On Saturday afternoon, we went to the Thames outside Tate Modern and boarded a boat for Plouf! as part of the UBS Openings: Saturday Live - Characters, Figures and Signs. This is what happened in this re-enactment of a 2006 performance originally carried out off the coast of Rio de Janeiro.
A boat approached our boat. We stood on the deck, bobbing lazily on the chilly river, the sun in our eyes. The other boat came into view. There were two men, with a megaphone, a washing line, coloured flags and a flashlight. Our boat was silent. The other boat was busy.

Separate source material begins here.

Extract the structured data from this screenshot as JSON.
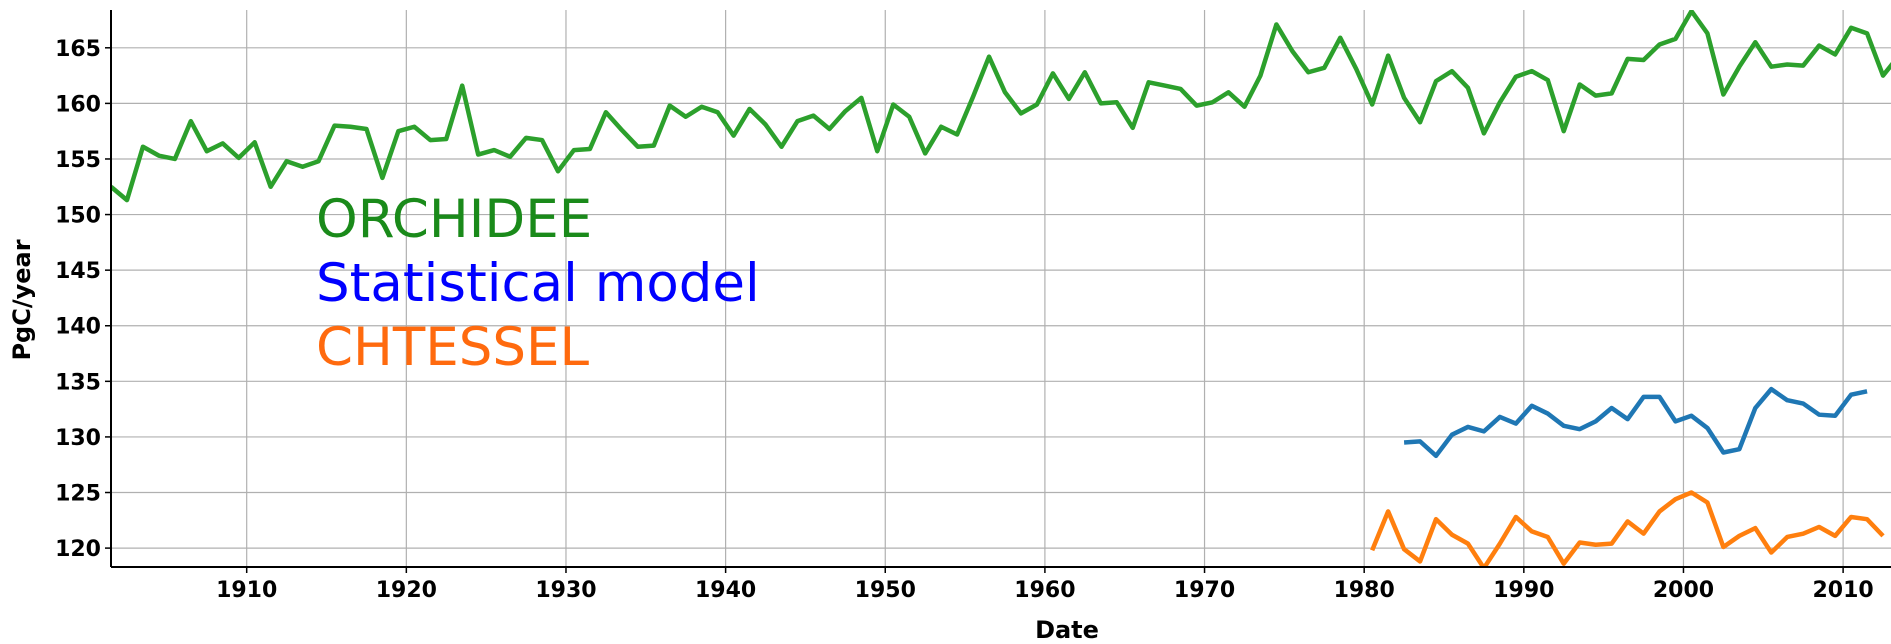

There was an evocative, enigmatic text read out by megaphone by one of the artists (Flavien? Bismuth?), as the other (Flavien? Bismuth?) pegged flags on the line, rapidly putting them up and taking them down. So much to say, so much to do, so much to do in order to say it all... We followed the 'transcription' of the piece in our programmes, glancing between the flags on the line and the translations in our programmes. Each message was suggestive, extraordinary, moving out of context and in this context...
I am drifting
I have a desire to communicate
I am not in my correct position
I require a tug
your signal has been received but not understood
keep clear of me, I am manoeuvring with difficulty
The performance ended when their boat was too far away to see them. And our boat turned back towards Tate Modern, wondering what it all meant, what the two men were trying to say, what they were trying to do and what the difference was anyway between the two. And we disembarked, quiet, thinking of all the things we could have said back to them, all the things we could have done in order not to pass like ships in the night, as we just had.